天風録 『「核の狂気」の火種』
25年10月31日
													 「核の狂気」と呼びたくなる光が映像の中の世界地図に明滅する。最初は1945年7月の米国によるトリニティ実験。2回目と3回目は広島、長崎への原爆投下。98年5月のパキスタンの核実験まで人類は2053回も核爆発を起こした▲それを時系列に光と電子音、国旗と数字だけで表現する。この春まで国立広島原爆死没者追悼平和祈念館の学芸員を務めた映像作家橋本公(いさお)さんの手による「1945―1998」である▲今は日本被団協のノーベル平和賞受賞を記念してノルウェーで展示され、ネットでも見ることができる。激しい点滅は冷戦下の軍拡競争、広がりは核兵器の拡散を示す。

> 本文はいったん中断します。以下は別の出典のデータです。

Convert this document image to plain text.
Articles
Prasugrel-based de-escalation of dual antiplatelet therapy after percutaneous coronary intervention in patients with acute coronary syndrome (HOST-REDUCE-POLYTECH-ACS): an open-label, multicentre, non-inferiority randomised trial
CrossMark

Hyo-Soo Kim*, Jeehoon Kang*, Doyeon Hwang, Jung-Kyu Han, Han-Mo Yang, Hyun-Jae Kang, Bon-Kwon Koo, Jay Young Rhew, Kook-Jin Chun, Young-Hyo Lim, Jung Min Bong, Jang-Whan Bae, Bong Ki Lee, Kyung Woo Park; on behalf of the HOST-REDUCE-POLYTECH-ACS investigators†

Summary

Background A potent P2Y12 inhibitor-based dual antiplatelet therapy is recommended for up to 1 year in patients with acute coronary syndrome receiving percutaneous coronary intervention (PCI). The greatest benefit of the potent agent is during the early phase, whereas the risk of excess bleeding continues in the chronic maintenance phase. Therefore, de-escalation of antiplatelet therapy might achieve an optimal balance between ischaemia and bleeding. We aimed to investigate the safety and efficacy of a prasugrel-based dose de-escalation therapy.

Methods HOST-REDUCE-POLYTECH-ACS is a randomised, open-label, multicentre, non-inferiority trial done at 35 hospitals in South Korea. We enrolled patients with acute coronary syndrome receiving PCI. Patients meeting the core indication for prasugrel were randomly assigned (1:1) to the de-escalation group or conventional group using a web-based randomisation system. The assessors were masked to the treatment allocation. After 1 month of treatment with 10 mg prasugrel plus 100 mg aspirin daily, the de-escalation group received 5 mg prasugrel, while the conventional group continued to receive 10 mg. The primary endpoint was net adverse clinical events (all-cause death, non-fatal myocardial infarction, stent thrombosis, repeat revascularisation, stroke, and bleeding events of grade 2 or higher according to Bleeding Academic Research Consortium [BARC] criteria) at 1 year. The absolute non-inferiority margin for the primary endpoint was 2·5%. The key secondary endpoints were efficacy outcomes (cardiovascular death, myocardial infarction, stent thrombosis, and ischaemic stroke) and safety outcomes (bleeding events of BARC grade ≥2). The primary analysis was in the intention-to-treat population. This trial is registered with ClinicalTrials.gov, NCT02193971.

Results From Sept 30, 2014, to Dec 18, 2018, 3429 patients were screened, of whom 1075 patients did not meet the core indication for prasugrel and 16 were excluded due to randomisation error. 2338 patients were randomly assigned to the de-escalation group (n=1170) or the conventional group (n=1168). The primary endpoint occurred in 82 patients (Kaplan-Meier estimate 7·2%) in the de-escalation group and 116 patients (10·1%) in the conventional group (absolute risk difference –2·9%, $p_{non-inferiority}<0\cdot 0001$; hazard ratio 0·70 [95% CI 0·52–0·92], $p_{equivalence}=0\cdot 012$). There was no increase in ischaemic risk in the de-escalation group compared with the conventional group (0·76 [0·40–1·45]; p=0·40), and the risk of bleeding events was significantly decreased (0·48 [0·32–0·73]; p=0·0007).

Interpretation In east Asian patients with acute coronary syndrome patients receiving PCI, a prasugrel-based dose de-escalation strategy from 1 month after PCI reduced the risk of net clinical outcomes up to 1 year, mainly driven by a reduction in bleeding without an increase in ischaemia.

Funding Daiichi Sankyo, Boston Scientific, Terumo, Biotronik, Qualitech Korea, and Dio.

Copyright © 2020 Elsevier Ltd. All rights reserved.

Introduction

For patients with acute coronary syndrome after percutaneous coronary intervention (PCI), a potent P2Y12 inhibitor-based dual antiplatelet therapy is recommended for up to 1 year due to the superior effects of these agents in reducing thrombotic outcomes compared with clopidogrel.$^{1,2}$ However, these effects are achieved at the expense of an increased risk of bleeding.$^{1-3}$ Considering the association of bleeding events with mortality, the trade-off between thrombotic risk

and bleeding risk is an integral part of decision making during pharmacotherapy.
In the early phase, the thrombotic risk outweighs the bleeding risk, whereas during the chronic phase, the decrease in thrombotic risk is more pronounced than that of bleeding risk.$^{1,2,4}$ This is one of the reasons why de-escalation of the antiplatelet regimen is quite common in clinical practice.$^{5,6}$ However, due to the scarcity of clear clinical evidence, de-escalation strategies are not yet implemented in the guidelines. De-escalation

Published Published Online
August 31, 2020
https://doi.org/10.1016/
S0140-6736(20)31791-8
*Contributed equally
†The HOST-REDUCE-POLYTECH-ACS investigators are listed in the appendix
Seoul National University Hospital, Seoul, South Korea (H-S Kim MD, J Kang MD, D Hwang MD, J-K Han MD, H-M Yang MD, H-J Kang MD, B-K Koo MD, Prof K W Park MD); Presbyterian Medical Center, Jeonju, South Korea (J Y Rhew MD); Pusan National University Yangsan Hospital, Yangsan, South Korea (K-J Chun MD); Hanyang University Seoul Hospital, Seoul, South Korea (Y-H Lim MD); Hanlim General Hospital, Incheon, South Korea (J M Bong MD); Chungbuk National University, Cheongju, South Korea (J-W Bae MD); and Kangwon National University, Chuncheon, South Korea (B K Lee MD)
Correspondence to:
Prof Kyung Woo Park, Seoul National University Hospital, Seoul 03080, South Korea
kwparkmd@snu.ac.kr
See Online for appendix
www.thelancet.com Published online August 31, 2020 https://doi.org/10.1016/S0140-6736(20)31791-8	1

核に取りつかれた権力者の欲だけではない。光の下にいる核実験の被曝(ひばく)者の苦しみも浮かび上がる▲そんな時代に逆戻りしようというのか。トランプ米大統領がきのう、核兵器の実験を国防総省に指示したと明かした。中国の習近平国家主席との首脳会談に臨む直前に、それもSNSで▲実験が何を指すのかは判然としないが、全く容認できぬ。核のボタンを握る男が口にすれば、世界の緊張を高めることも分からないのか。アジア歴訪の最後に残したのは「核の狂気」の火種だ。